Alice Lowe was the writing/acting force behind the incredibly dark and murderous comedy Sightseers, directed by Ben Wheatley that sent excitable ripples through BFI LFF in 2012. The format here for new slasher-comedy Prevenge is not much different in terms of style. It’s another great showpiece for Lowe’s acting talents in a directorial debut, while boldly using the serious subject of antenatal depression as its emotive vehicle.
It also helps that Lowe was pregnant at the time of making Prevenge, rendering it a highly intriguing exploration for those with any such experience of this illness. By using the jet-blackest of comedy, Lowe draws much-needed attention to the condition, forcing us to confront its reality – very astute filmmaking indeed.
Lowe plays pregnant Ruth, virtually full-term but grieving a life-changing event that gradually comes to light. Along the way, she encounters an array of prejudice from a variety of people, dealing with it in her own murderous way, supposedly spurred on her unborn child’s voice from within.
Sometimes the touchiness subjects are best dealt with comedy. Lowe guides us throughout this tricky terrain with her usual deadpan, vacant stance, turning everyday remarks ‘those with child’ encounter into the ridiculous and hence, justifying Ruth’s reactions. The first couple of vile victims get their ‘just desserts’, with the inappropriateness of the opening scene dialogue only (brilliantly) registering after a minute, much like in a real-life abuse situation where disbelief turns to horror then to anger at being made the unwilling recipient.
Lowe never allows us to pigeon-hole Ruth quite so easily though, keeping her varied and unpredictable – the only given is she’s finding pregnancy tough and will have her baby girl in the end. Ruth is both entertaining as she is shocking in behaviour. Lowe nails the internal thoughts any expectant mother has had when faced with ‘sympathetic’ healthcare professionals and those believing motherhood is a woman’s natural urge. This is where Ruth’s character lays the vital foundations for us to empathise with her. She is consumed by grief and feeling alienated, walking alone towards the inevitable in a comatose state. These are powerful character traits that could have been further explored though.
The production values do place Prevenge in the low-budget, B-movie bargain bucket, and while favouring sobering muted tones and unfocused camera moments to reflect Ruth’s state of mind, also dwell too much on some of the kills as to lessen the of the significance of the illness Ruth is displaying. Lowe only manages to claw this back by getting some superb acting moments out of her supporting cast – such as Jo Hartley as Ruth’s chirpy midwife, even though most characters are painted as caricatures on the whole. Yet the unpolished production values also serve well to mirror an imperfect mental state, so it’s questionable whether any other way (and bigger budget) would have worked better.
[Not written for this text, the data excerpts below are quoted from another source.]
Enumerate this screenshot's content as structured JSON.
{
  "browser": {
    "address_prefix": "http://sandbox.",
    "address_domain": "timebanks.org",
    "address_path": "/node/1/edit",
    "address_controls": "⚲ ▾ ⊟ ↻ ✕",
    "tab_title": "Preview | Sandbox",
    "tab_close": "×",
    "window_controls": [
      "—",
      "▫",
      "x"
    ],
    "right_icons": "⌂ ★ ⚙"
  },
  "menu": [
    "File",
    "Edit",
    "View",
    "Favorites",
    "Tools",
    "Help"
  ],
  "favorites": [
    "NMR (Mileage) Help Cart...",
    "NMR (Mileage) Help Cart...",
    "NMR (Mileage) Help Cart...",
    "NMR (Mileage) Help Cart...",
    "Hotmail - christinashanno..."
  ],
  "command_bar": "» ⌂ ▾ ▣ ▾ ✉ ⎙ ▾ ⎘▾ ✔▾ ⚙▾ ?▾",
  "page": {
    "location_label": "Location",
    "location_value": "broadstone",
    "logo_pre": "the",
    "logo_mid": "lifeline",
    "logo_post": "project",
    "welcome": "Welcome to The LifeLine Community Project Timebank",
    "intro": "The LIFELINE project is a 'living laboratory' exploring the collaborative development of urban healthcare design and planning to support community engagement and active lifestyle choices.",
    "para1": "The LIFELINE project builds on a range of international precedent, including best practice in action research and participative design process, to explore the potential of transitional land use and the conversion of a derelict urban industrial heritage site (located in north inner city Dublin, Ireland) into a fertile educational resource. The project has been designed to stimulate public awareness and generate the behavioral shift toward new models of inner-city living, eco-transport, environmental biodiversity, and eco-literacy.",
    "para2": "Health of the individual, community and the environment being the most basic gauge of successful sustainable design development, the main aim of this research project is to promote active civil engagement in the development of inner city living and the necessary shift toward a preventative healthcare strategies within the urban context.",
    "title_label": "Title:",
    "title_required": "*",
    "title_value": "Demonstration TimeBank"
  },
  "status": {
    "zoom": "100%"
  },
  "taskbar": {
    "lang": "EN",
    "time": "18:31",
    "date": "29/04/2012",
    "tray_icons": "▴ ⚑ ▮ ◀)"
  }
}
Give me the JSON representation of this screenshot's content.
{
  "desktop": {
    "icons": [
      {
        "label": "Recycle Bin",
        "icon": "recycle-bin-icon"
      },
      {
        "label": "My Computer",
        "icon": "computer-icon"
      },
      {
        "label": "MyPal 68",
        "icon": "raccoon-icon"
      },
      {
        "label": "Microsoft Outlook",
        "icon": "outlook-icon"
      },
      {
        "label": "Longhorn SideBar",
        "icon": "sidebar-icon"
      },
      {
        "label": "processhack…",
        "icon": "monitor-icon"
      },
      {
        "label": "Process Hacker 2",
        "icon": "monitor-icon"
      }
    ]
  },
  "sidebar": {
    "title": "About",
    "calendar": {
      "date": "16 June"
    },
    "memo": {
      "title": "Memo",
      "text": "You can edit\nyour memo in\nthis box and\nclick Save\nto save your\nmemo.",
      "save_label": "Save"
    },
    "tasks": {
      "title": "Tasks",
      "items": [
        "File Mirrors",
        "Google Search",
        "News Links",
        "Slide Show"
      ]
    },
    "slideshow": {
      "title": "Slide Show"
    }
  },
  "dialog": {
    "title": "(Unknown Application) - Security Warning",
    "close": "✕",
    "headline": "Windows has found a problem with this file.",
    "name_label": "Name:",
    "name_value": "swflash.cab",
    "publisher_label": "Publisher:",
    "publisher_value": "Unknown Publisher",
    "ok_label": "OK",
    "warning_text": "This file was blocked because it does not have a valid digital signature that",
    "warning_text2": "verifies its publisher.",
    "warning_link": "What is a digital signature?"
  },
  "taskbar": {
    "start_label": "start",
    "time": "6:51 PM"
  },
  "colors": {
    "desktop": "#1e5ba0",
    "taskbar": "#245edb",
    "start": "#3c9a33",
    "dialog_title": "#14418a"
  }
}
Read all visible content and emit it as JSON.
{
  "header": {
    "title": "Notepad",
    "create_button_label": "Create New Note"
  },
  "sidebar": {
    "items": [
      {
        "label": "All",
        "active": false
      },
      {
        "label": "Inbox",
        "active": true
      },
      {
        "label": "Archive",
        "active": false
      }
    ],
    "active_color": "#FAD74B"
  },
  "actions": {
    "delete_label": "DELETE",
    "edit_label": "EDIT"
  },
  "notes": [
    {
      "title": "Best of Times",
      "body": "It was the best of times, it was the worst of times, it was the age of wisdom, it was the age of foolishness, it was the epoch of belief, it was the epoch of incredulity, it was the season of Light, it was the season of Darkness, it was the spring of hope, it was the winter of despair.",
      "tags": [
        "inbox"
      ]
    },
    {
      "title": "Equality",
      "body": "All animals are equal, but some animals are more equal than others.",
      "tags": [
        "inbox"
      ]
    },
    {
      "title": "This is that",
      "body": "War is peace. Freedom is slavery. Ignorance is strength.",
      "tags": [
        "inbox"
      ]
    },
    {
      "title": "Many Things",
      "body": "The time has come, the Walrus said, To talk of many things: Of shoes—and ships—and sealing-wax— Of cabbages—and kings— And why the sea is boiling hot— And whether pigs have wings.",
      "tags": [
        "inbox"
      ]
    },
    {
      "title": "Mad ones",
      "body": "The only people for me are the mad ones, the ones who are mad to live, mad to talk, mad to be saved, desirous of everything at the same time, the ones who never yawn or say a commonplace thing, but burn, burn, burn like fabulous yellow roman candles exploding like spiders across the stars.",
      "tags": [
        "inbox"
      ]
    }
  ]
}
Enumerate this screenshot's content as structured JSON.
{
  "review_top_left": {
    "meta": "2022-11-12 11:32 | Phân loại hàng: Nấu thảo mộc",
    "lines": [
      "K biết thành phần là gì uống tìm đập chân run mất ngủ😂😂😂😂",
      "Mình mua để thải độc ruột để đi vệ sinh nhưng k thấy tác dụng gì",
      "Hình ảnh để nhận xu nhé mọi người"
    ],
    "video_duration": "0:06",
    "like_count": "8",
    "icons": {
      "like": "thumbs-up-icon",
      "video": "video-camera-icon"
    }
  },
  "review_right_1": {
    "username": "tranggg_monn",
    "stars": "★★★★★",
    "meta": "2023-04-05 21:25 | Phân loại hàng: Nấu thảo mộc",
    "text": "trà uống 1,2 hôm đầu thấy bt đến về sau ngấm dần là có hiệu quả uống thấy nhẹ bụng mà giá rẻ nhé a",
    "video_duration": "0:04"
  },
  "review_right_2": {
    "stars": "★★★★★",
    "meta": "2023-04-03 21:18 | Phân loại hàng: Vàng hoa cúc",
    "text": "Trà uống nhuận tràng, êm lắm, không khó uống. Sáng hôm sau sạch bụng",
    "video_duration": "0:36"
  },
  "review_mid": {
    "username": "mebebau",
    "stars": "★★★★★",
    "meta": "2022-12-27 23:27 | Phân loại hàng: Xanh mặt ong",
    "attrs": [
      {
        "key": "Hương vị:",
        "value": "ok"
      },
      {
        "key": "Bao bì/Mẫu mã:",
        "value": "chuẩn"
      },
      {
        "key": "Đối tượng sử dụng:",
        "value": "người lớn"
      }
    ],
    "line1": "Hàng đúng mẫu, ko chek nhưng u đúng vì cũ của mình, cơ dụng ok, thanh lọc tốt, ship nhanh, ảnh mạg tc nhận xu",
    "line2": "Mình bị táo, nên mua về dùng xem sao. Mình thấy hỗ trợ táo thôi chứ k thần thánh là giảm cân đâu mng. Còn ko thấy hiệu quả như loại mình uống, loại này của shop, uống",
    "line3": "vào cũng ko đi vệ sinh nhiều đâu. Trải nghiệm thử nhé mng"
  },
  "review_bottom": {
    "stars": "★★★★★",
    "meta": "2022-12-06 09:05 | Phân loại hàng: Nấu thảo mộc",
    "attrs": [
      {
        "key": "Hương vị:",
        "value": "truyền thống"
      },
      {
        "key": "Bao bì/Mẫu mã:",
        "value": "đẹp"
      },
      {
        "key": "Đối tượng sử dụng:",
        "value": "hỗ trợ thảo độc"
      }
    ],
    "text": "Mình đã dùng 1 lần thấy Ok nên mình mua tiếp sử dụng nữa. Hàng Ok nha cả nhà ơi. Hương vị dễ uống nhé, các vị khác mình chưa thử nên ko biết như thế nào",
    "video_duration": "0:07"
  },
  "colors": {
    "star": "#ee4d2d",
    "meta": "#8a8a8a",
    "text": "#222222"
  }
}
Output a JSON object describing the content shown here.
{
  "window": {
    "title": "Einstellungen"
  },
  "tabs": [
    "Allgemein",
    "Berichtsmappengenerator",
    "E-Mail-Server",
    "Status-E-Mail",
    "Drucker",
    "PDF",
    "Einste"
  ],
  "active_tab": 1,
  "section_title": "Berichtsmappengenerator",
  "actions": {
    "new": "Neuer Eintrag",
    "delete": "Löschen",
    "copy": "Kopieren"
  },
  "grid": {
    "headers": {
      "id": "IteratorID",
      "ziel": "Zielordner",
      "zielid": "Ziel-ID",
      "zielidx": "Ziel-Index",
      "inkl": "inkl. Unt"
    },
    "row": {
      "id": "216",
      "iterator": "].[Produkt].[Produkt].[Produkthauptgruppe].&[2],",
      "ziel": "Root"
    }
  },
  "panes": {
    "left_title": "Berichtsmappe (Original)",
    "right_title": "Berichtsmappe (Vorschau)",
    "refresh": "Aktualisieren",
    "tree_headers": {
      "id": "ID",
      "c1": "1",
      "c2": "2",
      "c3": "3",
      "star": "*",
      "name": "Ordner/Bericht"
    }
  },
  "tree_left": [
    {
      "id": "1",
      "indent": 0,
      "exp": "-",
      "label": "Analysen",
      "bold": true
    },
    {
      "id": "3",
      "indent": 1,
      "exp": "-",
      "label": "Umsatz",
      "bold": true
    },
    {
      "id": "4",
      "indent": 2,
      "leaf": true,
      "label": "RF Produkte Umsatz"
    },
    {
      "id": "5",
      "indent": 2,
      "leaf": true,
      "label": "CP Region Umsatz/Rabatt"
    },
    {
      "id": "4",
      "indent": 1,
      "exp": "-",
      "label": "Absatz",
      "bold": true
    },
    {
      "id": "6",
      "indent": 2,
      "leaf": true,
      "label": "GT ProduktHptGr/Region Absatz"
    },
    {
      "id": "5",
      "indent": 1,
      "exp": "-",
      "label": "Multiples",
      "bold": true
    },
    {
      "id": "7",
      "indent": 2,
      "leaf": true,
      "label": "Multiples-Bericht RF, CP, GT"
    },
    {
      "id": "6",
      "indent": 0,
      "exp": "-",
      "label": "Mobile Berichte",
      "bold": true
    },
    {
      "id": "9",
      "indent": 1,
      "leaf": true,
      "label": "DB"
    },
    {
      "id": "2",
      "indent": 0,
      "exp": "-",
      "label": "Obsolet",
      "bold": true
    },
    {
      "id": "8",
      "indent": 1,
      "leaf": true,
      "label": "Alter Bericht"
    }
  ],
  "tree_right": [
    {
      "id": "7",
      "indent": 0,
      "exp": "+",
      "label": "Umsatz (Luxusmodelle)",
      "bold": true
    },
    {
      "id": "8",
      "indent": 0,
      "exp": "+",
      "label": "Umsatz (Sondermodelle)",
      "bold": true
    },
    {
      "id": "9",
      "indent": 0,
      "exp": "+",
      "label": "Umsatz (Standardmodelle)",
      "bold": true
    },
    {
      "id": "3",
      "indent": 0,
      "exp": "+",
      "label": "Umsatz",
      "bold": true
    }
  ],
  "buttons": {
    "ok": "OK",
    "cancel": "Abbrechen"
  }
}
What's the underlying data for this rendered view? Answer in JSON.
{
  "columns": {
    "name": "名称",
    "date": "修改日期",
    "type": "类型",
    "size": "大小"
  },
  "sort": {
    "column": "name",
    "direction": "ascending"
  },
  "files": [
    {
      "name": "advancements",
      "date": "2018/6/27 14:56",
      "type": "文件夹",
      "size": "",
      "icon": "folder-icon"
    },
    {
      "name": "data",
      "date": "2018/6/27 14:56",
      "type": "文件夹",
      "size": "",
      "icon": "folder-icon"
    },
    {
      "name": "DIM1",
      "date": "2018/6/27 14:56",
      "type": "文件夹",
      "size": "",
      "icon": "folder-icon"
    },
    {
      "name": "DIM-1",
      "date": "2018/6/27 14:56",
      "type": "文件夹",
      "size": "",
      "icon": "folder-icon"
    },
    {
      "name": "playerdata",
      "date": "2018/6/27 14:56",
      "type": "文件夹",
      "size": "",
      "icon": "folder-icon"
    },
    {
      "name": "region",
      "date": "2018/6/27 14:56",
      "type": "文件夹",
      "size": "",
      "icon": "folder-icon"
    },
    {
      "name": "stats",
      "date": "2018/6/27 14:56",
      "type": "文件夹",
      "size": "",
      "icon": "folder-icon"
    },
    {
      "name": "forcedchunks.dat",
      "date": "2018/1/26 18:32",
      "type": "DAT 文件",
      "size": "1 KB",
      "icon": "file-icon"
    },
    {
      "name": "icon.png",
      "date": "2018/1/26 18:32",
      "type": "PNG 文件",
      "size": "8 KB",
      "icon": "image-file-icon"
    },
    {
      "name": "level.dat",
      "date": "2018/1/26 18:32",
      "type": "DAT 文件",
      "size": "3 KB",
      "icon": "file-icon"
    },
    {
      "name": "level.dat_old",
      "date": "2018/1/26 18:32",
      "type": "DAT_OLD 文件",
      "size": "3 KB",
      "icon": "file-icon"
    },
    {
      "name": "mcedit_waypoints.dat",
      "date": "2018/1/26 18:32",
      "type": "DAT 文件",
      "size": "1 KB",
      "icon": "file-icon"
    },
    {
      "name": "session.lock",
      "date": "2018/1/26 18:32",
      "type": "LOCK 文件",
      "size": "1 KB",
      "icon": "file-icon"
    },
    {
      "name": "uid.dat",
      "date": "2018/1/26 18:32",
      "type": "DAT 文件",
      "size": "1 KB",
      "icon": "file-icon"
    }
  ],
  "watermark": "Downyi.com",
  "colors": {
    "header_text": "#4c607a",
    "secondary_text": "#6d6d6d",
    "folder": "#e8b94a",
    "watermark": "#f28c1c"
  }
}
Prevenge is a fascinating take on the female killer, as society still battles with – and disbelieves that – women do kill. Antenatal depression might give the intent and some might question using this subject in a nonchalant way, but only by Lowe’s bold filmmaking does it become accessible and open to debate. Lowe delivers an entertaining and thought-provoking directorial debut in her own unique style that could have gone deeper, but that can only be praised and built on in her next project.